Segundo, nos níveis 8, 16 e 24 um Wielder desbloqueia Poderes mais fortes. Estes são as melhorias de alto impacto, e o Poder "Sintonizado" especificamente soma ao acúmulo de essência. Planeje suas escolhas de subida de nível em torno de alcançar o Poder que você quer em vez de se espalhar fino.
Terceiro, os artefatos — armas, armaduras e talismãs — carregam bônus de atributo e de essência. Eles escalonam em raridade do cinza/verde ao azul, depois roxo, depois laranja, com bônus maiores nos níveis mais altos. Um artefato que concede o tipo de essência de que você está carente pode discretamente desbloquear um feitiço que você não poderia bancar de outra forma.
Pense em habilidades, Poderes e artefatos como multiplicadores sobre uma base que suas tropas fornecem. Eles são poderosos, mas recompensam um plano coerente — três fontes todas empurrando o mesmo tipo de essência são muito mais fortes que uma de cada espalhada por escolas.
Notas de facção e a proteção dos seus geradores
A identidade de exército de cada facção muda como você alimenta a essência e como protege os geradores. Para uma análise mais completa de forças e confrontos, veja o guia de facções.

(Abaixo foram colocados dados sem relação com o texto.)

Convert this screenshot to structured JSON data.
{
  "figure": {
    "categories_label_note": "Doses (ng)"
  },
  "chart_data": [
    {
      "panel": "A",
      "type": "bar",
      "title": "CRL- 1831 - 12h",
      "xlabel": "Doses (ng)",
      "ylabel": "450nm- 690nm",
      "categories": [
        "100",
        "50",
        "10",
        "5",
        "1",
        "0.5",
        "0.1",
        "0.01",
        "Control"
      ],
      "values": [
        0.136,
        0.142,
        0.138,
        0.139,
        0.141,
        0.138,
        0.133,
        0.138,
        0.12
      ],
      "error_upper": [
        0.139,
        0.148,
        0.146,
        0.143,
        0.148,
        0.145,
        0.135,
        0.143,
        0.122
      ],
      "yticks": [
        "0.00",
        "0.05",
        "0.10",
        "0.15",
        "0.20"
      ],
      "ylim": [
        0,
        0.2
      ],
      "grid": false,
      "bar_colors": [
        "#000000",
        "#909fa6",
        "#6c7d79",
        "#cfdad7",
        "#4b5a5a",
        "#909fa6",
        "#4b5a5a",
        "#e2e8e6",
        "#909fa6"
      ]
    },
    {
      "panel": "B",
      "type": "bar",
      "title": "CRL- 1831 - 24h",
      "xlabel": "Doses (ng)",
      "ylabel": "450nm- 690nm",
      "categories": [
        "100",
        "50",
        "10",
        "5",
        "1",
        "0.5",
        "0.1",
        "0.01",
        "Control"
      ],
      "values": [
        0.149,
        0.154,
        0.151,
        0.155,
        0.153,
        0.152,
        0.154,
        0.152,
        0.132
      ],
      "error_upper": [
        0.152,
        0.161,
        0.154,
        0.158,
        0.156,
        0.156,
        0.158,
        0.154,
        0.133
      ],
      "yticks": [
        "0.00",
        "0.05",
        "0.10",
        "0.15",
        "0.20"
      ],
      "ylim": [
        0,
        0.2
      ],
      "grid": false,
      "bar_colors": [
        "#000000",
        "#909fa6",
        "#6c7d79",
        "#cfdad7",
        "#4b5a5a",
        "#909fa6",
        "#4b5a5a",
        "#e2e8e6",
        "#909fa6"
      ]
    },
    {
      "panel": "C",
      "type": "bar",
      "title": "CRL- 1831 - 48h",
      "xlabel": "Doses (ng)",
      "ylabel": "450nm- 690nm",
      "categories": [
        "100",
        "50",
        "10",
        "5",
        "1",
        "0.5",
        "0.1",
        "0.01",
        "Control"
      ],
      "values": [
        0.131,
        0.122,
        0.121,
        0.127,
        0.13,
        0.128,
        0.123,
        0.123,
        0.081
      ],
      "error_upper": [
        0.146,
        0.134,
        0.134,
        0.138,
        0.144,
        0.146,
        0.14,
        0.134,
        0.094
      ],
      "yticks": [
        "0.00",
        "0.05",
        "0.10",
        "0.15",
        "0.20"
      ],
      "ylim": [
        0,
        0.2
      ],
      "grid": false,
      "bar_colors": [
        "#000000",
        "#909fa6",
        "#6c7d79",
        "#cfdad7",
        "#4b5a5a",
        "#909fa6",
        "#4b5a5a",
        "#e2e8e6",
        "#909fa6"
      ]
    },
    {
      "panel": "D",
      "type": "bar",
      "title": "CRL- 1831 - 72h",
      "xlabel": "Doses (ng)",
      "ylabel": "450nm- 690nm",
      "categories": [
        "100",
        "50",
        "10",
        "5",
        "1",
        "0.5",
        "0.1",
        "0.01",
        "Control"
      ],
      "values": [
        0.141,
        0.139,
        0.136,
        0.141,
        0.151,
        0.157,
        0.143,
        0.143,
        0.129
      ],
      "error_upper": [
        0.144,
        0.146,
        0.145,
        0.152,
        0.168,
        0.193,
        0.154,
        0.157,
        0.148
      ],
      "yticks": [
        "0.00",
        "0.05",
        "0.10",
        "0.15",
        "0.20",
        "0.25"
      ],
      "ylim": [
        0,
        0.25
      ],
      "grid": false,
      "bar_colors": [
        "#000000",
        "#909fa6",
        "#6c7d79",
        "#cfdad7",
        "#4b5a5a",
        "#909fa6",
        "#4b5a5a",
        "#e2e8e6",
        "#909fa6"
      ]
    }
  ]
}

- Arleon é focada em ataque à distância e defensiva — bem adequada a segurar uma linha enquanto conjuradores de retaguarda geram essência com segurança.
- Barya é corpo a corpo agressivo mais pólvora e artilharia — ela quer encerrar lutas rápido, o que favorece um plano de feitiços pesado em Destruição financiado por essência concentrada no início.
- Rana coloca em campo feras rápidas e magia, com sinergia da etiqueta Fera (Beast) — bônus de pesquisa se aplicam a todas as unidades Fera, então apostar em feras se acumula bem por todo o exército.
- As unidades do Baronato de Loth se erguem como Ressurgidos (Risen) mortos-vivos quando morrem, transformando baixas num motor de atrito — sua conta tolera perder geradores de um jeito que outras facções não conseguem.
Seja qual for a facção, a mesma disciplina de campo de batalha se aplica. Posicione as unidades frágeis que produzem sua essência-chave atrás de uma linha de frente resistente, mantenha os geradores à distância fora do alcance de investidas e lembre-se de que, na grade, o posicionamento à distância versus corpo a corpo decide quem vive o suficiente para manter a essência fluindo. O exército que protege seus geradores lança mais feitiços e, neste jogo, lançar mais dos feitiços certos é, em geral, como a luta é vencida.
Na minha visão, a forma mais confiável de melhorar é parar de pensar em "exército" e "magia" como telas separadas. Quando você monta cada pilha com a pergunta "que essência isto adiciona, e qual feitiço isso paga", o sistema se encaixa — e as peculiaridades de facção acima deixam de ser curiosidade e passam a ser as alavancas que você de fato puxa.